Pressing The French

Pressing The French

Leaders of the American Jewish Congress have a message for critics of the group’s stance on French anti-Semitism: Let them eat cake.
A delegation of AJCongress leaders who visited France earlier this month said the country’s Jews heavily support the group’s tactics, which include an ad campaign criticizing the French for inaction on the eve of the Cannes film festival, and directing newspaper readers to a Web site,
Representatives of a French Jewish council, CRIF, had said during a visit to the United States that an aggressive stand by Jews in America could do more harm than good, and other Jewish groups here criticized the AJCongress stance.
But AJCongress president Jack Rosen said he sees a different outlook in France. "We found a good number of [Jewish] organizations who expressed far deeper concern than CRIF had represented when they came here, and [they] supported our positions," said Rosen, who returned to the United States one day before a right-wing extremist tried to assassinate President Jacques Chirac.
Rosen said the awareness of government leaders about the AJCongress campaign is proof it had an made impact. "They often had copies of our ads in the meetings and expressed their disapproval of our actions," said Rosen. "We also understand that Chirac told President Bush when he was there that he disapproved of the kinds of action on the part of the American Jewish Congress. I think we got their attention."
Rosen said the organization raised concerns about growing anti-Semitism in the nation’s large Muslim community, which he said was tolerated by the prior French government and "fueled by the media’s pro-Palestinian bias." He said the attack on Chirac may have been spurred by a lack of leadership against extremism, which "gives tacit approval to others to carry out their hatred."

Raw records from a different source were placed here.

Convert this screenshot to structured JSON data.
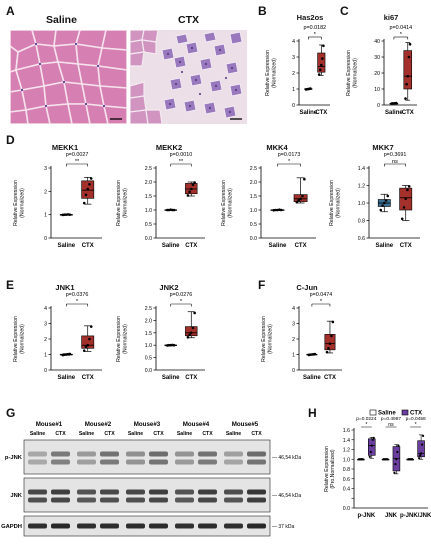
{
  "panel_letters": [
    "A",
    "B",
    "C",
    "D",
    "E",
    "F",
    "G",
    "H"
  ],
  "histology": {
    "labels": [
      "Saline",
      "CTX"
    ]
  },
  "colors": {
    "saline_box": "#3a6f93",
    "ctx_box": "#a3302a",
    "he_pink": "#d884b4",
    "he_purple": "#6e4a9a",
    "violet": "#6b3fa0"
  },
  "chart_data": [
    {
      "id": "has2os",
      "type": "box",
      "title": "Has2os",
      "categories": [
        "Saline",
        "CTX"
      ],
      "ylabel": "Relative Expression (Normalized)",
      "ylim": [
        0,
        4
      ],
      "yticks": [
        0,
        1,
        2,
        3,
        4
      ],
      "pvalue": "p=0.0182",
      "significance": "*",
      "boxes": [
        {
          "min": 0.96,
          "q1": 0.98,
          "median": 1.0,
          "q3": 1.02,
          "max": 1.04,
          "color": "#000000",
          "points": [
            0.97,
            0.99,
            1.0,
            1.01,
            1.03
          ]
        },
        {
          "min": 1.85,
          "q1": 2.05,
          "median": 2.4,
          "q3": 3.25,
          "max": 3.75,
          "color": "#a3302a",
          "points": [
            1.9,
            2.2,
            2.5,
            2.9,
            3.7
          ]
        }
      ]
    },
    {
      "id": "ki67",
      "type": "box",
      "title": "ki67",
      "categories": [
        "Saline",
        "CTX"
      ],
      "ylabel": "Relative Expression (Normalized)",
      "ylim": [
        0,
        40
      ],
      "yticks": [
        0,
        10,
        20,
        30,
        40
      ],
      "pvalue": "p=0.0414",
      "significance": "*",
      "boxes": [
        {
          "min": 0.8,
          "q1": 0.9,
          "median": 1.0,
          "q3": 1.1,
          "max": 1.2,
          "color": "#000000",
          "points": [
            0.9,
            1.0,
            1.0,
            1.1,
            1.2
          ]
        },
        {
          "min": 3,
          "q1": 10,
          "median": 18,
          "q3": 34,
          "max": 39,
          "color": "#a3302a",
          "points": [
            4,
            13,
            18,
            30,
            38
          ]
        }
      ]
    },
    {
      "id": "mekk1",
      "type": "box",
      "title": "MEKK1",
      "categories": [
        "Saline",
        "CTX"
      ],
      "ylabel": "Relative Expression (Normalized)",
      "ylim": [
        0,
        3
      ],
      "yticks": [
        0,
        1,
        2,
        3
      ],
      "pvalue": "p=0.0027",
      "significance": "**",
      "boxes": [
        {
          "min": 0.98,
          "q1": 0.99,
          "median": 1.0,
          "q3": 1.01,
          "max": 1.02,
          "color": "#000000",
          "points": [
            0.99,
            1.0,
            1.0,
            1.01,
            1.0
          ]
        },
        {
          "min": 1.45,
          "q1": 1.7,
          "median": 2.05,
          "q3": 2.45,
          "max": 2.6,
          "color": "#a3302a",
          "points": [
            1.5,
            1.85,
            2.1,
            2.3,
            2.55
          ]
        }
      ]
    },
    {
      "id": "mekk2",
      "type": "box",
      "title": "MEKK2",
      "categories": [
        "Saline",
        "CTX"
      ],
      "ylabel": "Relative Expression (Normalized)",
      "ylim": [
        0,
        2.5
      ],
      "yticks": [
        0,
        0.5,
        1.0,
        1.5,
        2.0,
        2.5
      ],
      "pvalue": "p=0.0010",
      "significance": "**",
      "boxes": [
        {
          "min": 0.99,
          "q1": 1.0,
          "median": 1.0,
          "q3": 1.01,
          "max": 1.02,
          "color": "#000000",
          "points": [
            1.0,
            1.0,
            1.01,
            1.0,
            1.0
          ]
        },
        {
          "min": 1.5,
          "q1": 1.58,
          "median": 1.75,
          "q3": 1.95,
          "max": 2.0,
          "color": "#a3302a",
          "points": [
            1.52,
            1.65,
            1.75,
            1.9,
            1.98
          ]
        }
      ]
    },
    {
      "id": "mkk4",
      "type": "box",
      "title": "MKK4",
      "categories": [
        "Saline",
        "CTX"
      ],
      "ylabel": "Relative Expression (Normalized)",
      "ylim": [
        0,
        2.5
      ],
      "yticks": [
        0,
        0.5,
        1.0,
        1.5,
        2.0,
        2.5
      ],
      "pvalue": "p=0.0173",
      "significance": "*",
      "boxes": [
        {
          "min": 0.98,
          "q1": 0.99,
          "median": 1.0,
          "q3": 1.01,
          "max": 1.02,
          "color": "#000000",
          "points": [
            0.99,
            1.0,
            1.0,
            1.01,
            1.0
          ]
        },
        {
          "min": 1.25,
          "q1": 1.3,
          "median": 1.4,
          "q3": 1.55,
          "max": 2.15,
          "color": "#a3302a",
          "points": [
            1.28,
            1.35,
            1.4,
            1.5,
            2.1
          ]
        }
      ]
    },
    {
      "id": "mkk7",
      "type": "box",
      "title": "MKK7",
      "categories": [
        "Saline",
        "CTX"
      ],
      "ylabel": "Relative Expression (Normalized)",
      "ylim": [
        0.6,
        1.4
      ],
      "yticks": [
        0.6,
        0.8,
        1.0,
        1.2,
        1.4
      ],
      "pvalue": "p=0.3691",
      "significance": "ns",
      "boxes": [
        {
          "min": 0.9,
          "q1": 0.96,
          "median": 1.0,
          "q3": 1.04,
          "max": 1.1,
          "color": "#3a6f93",
          "points": [
            0.92,
            0.97,
            1.0,
            1.03,
            1.08
          ]
        },
        {
          "min": 0.8,
          "q1": 0.92,
          "median": 1.06,
          "q3": 1.17,
          "max": 1.2,
          "color": "#a3302a",
          "points": [
            0.82,
            0.95,
            1.05,
            1.15,
            1.19
          ]
        }
      ]
    },
    {
      "id": "jnk1",
      "type": "box",
      "title": "JNK1",
      "categories": [
        "Saline",
        "CTX"
      ],
      "ylabel": "Relative Expression (Normalized)",
      "ylim": [
        0,
        4
      ],
      "yticks": [
        0,
        1,
        2,
        3,
        4
      ],
      "pvalue": "p=0.0376",
      "significance": "*",
      "boxes": [
        {
          "min": 0.95,
          "q1": 0.98,
          "median": 1.0,
          "q3": 1.02,
          "max": 1.05,
          "color": "#000000",
          "points": [
            0.96,
            0.99,
            1.0,
            1.02,
            1.04
          ]
        },
        {
          "min": 1.2,
          "q1": 1.4,
          "median": 1.6,
          "q3": 2.2,
          "max": 2.85,
          "color": "#a3302a",
          "points": [
            1.25,
            1.5,
            1.6,
            2.0,
            2.8
          ]
        }
      ]
    },
    {
      "id": "jnk2",
      "type": "box",
      "title": "JNK2",
      "categories": [
        "Saline",
        "CTX"
      ],
      "ylabel": "Relative Expression (Normalized)",
      "ylim": [
        0,
        2.5
      ],
      "yticks": [
        0,
        0.5,
        1.0,
        1.5,
        2.0,
        2.5
      ],
      "pvalue": "p=0.0276",
      "significance": "*",
      "boxes": [
        {
          "min": 0.98,
          "q1": 0.99,
          "median": 1.0,
          "q3": 1.01,
          "max": 1.02,
          "color": "#000000",
          "points": [
            0.99,
            1.0,
            1.0,
            1.01,
            1.0
          ]
        },
        {
          "min": 1.3,
          "q1": 1.38,
          "median": 1.5,
          "q3": 1.75,
          "max": 2.35,
          "color": "#a3302a",
          "points": [
            1.32,
            1.42,
            1.5,
            1.7,
            2.3
          ]
        }
      ]
    },
    {
      "id": "cjun",
      "type": "box",
      "title": "C-Jun",
      "categories": [
        "Saline",
        "CTX"
      ],
      "ylabel": "Relative Expression (Normalized)",
      "ylim": [
        0,
        4
      ],
      "yticks": [
        0,
        1,
        2,
        3,
        4
      ],
      "pvalue": "p=0.0474",
      "significance": "*",
      "boxes": [
        {
          "min": 0.96,
          "q1": 0.98,
          "median": 1.0,
          "q3": 1.02,
          "max": 1.04,
          "color": "#000000",
          "points": [
            0.97,
            0.99,
            1.0,
            1.01,
            1.03
          ]
        },
        {
          "min": 1.1,
          "q1": 1.3,
          "median": 1.7,
          "q3": 2.3,
          "max": 3.15,
          "color": "#a3302a",
          "points": [
            1.15,
            1.4,
            1.7,
            2.2,
            3.1
          ]
        }
      ]
    },
    {
      "id": "western-quant",
      "type": "box",
      "title": "",
      "categories": [
        "p-JNK",
        "JNK",
        "p-JNK/JNK"
      ],
      "ylabel": "Relative Expression (Pro.Normalized)",
      "ylim": [
        0,
        1.6
      ],
      "yticks": [
        0,
        0.2,
        0.4,
        0.6,
        0.8,
        1.0,
        1.2,
        1.4,
        1.6
      ],
      "legend": [
        "Saline",
        "CTX"
      ],
      "legend_position": "top",
      "groups": [
        {
          "pvalue": "p=0.0224",
          "significance": "*",
          "saline": {
            "min": 0.99,
            "q1": 1.0,
            "median": 1.0,
            "q3": 1.0,
            "max": 1.01,
            "points": [
              1.0,
              1.0,
              1.0,
              1.0,
              1.0
            ]
          },
          "ctx": {
            "min": 1.02,
            "q1": 1.08,
            "median": 1.28,
            "q3": 1.42,
            "max": 1.45,
            "points": [
              1.05,
              1.15,
              1.28,
              1.4,
              1.44
            ]
          }
        },
        {
          "pvalue": "p=0.4987",
          "significance": "ns",
          "saline": {
            "min": 0.99,
            "q1": 1.0,
            "median": 1.0,
            "q3": 1.0,
            "max": 1.01,
            "points": [
              1.0,
              1.0,
              1.0,
              1.0,
              1.0
            ]
          },
          "ctx": {
            "min": 0.7,
            "q1": 0.76,
            "median": 1.02,
            "q3": 1.26,
            "max": 1.3,
            "points": [
              0.72,
              0.9,
              1.0,
              1.15,
              1.28
            ]
          }
        },
        {
          "pvalue": "p=0.0458",
          "significance": "*",
          "saline": {
            "min": 0.99,
            "q1": 1.0,
            "median": 1.0,
            "q3": 1.0,
            "max": 1.01,
            "points": [
              1.0,
              1.0,
              1.0,
              1.0,
              1.0
            ]
          },
          "ctx": {
            "min": 1.0,
            "q1": 1.05,
            "median": 1.12,
            "q3": 1.38,
            "max": 1.5,
            "points": [
              1.02,
              1.08,
              1.12,
              1.3,
              1.48
            ]
          }
        }
      ],
      "colors": {
        "saline": "#ffffff",
        "ctx": "#6b3fa0"
      }
    }
  ],
  "western": {
    "mice": [
      "Mouse#1",
      "Mouse#2",
      "Mouse#3",
      "Mouse#4",
      "Mouse#5"
    ],
    "lane_labels": [
      "Saline",
      "CTX"
    ],
    "rows": [
      "p-JNK",
      "JNK",
      "GAPDH"
    ],
    "mw": [
      "46,54 kDa",
      "46,54 kDa",
      "37 kDa"
    ]
  }
}
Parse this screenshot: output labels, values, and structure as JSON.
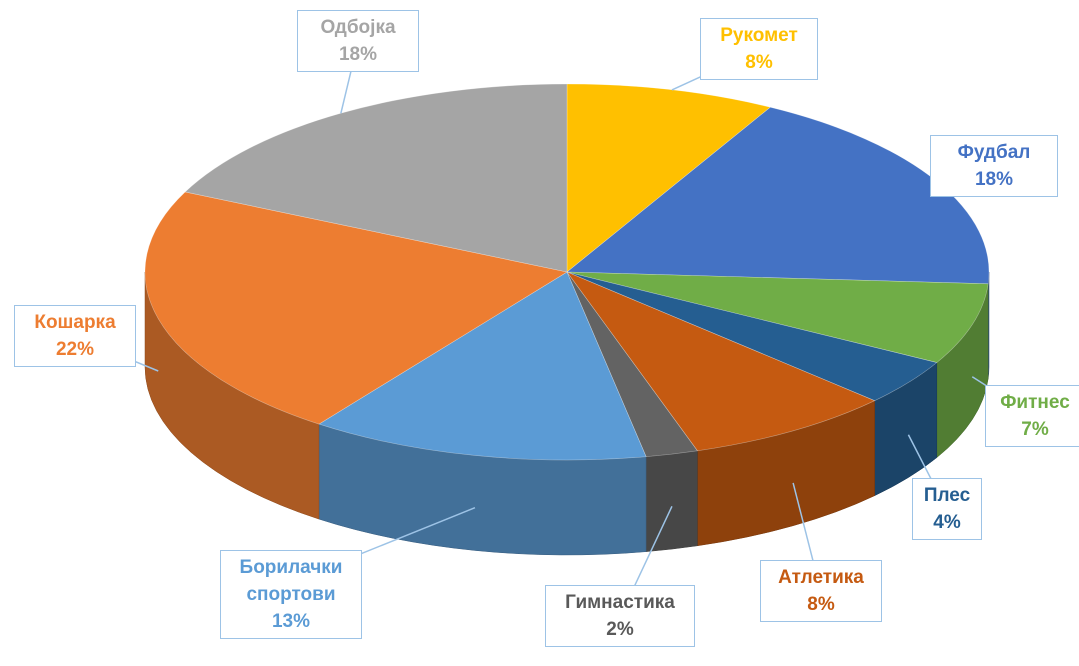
{
  "chart_data": {
    "type": "pie3d",
    "categories": [
      "Рукомет",
      "Фудбал",
      "Фитнес",
      "Плес",
      "Атлетика",
      "Гимнастика",
      "Борилачки спортови",
      "Кошарка",
      "Одбојка"
    ],
    "values": [
      8,
      18,
      7,
      4,
      8,
      2,
      13,
      22,
      18
    ],
    "value_labels": [
      "8%",
      "18%",
      "7%",
      "4%",
      "8%",
      "2%",
      "13%",
      "22%",
      "18%"
    ],
    "colors": [
      "#FFC000",
      "#4472C4",
      "#70AD47",
      "#255E91",
      "#C55A11",
      "#636363",
      "#5B9BD5",
      "#ED7D31",
      "#A5A5A5"
    ]
  }
}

He expressed optimism that the new government of Prime Minister Jean-Pierre Raffarin is taking a more aggressive stance, adding 1,200 new police officers to combat hate crimes. The progress of a bill that would double the penalties for hate crimes in the national assembly is also encouraging, said Rosen.
Last week, at a ceremony marking the 60th anniversary of the mass round-up of Parisian Jews during the Holocaust, Raffarin condemned the recent spate of anti-Jewish attacks and declared that France "has no place for anti-Semitism, racism and xenophobia."
The ceremony was held at the Velodrome d’Hiver bicycle stadium, where Jews were deported to concentration camps.